Cell suspensions are the material of choice for rapid multiplication and for genetic engineering strategies such as in vitro mutagenesis and genetic transformation. Effective use of cell suspension cultures relies on the knowledge of several key parameters, which include genetic stability, kinetics of the cell cycle and a mode of plant regeneration. Here we report on the use of DNA flow cytometry for quality monitoring of banana cell suspension cultures. The method facilitates detection of ploidy changes and the occurrence of aneuploidy, which result in somaclonal variation of cell-suspension-derived plants. Flow cytometry could also be used to analyse the cell cycle kinetics by calculating the ratio of cells in the G2 and G1 phase of the cell cycle. This is important to determine the most appropriate moment for mutagenic treatment or for genetic transformation but also as an indicator on the proportion of cycling cells.
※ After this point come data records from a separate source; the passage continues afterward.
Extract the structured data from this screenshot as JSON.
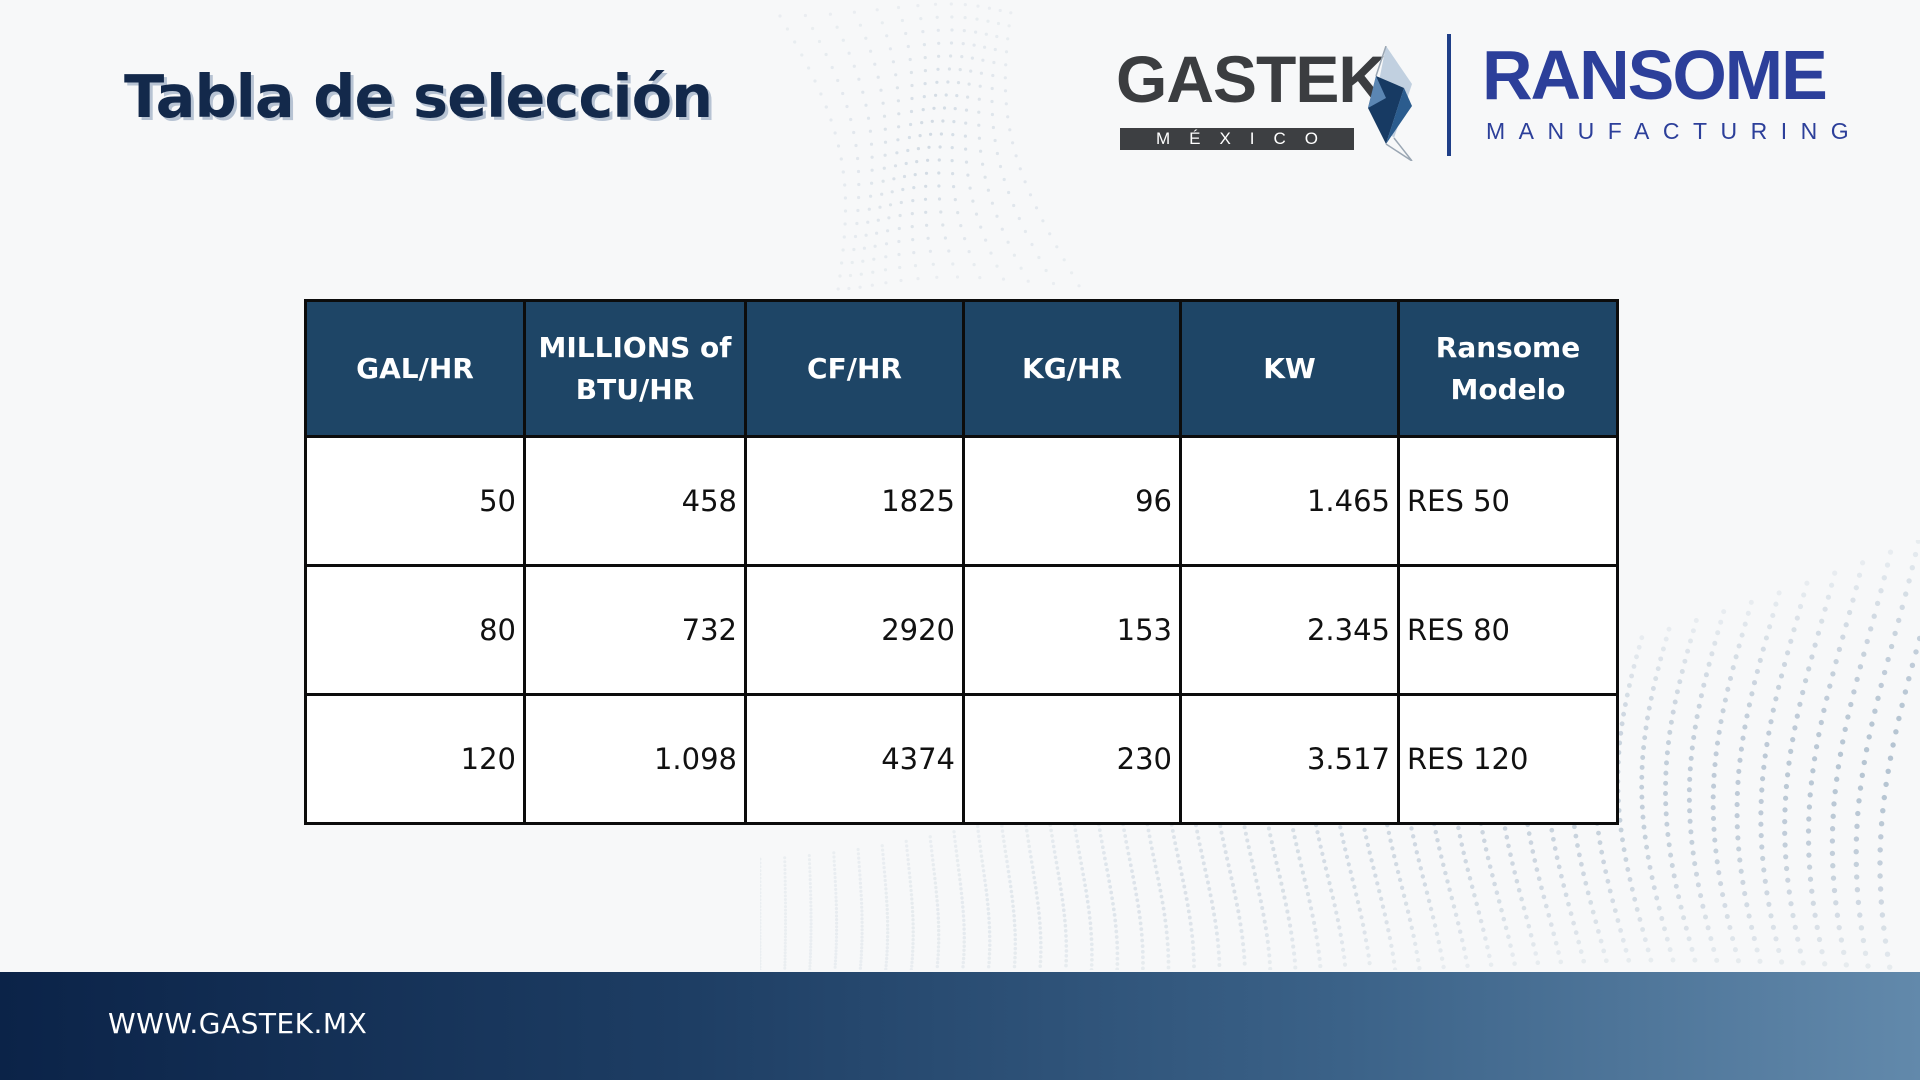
{
  "page": {
    "title": "Tabla de selección"
  },
  "logos": {
    "gastek": {
      "word": "GASTEK",
      "sub": "MÉXICO"
    },
    "ransome": {
      "word": "RANSOME",
      "sub": "MANUFACTURING"
    }
  },
  "table": {
    "headers": [
      [
        "GAL/HR"
      ],
      [
        "MILLIONS of",
        "BTU/HR"
      ],
      [
        "CF/HR"
      ],
      [
        "KG/HR"
      ],
      [
        "KW"
      ],
      [
        "Ransome",
        "Modelo"
      ]
    ],
    "rows": [
      [
        "50",
        "458",
        "1825",
        "96",
        "1.465",
        "RES 50"
      ],
      [
        "80",
        "732",
        "2920",
        "153",
        "2.345",
        "RES 80"
      ],
      [
        "120",
        "1.098",
        "4374",
        "230",
        "3.517",
        "RES 120"
      ]
    ]
  },
  "colors": {
    "title": "#13294b",
    "header_bg": "#1e4566",
    "ransome_blue": "#2c3f9a",
    "footer_start": "#0b2348",
    "footer_end": "#6289ab"
  },
  "footer": {
    "url": "WWW.GASTEK.MX"
  }
}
In addition, the unicellular origin of somatic embryos was verified by treating embryogenic cell suspensions with colchicine and by determining the ploidy of regenerated plants by flow cytometric analysis. None of the plants regenerated from colchicine-treated embryogenic cell suspensions were mixoploid (chimeric). The application of flow cytometry will be discussed in relation to (a) the monitoring of genetic instability in DNA content of cell suspensions (b) the analysis of cell cycle and (c) the origin of somatic embryos of bananas and plantains.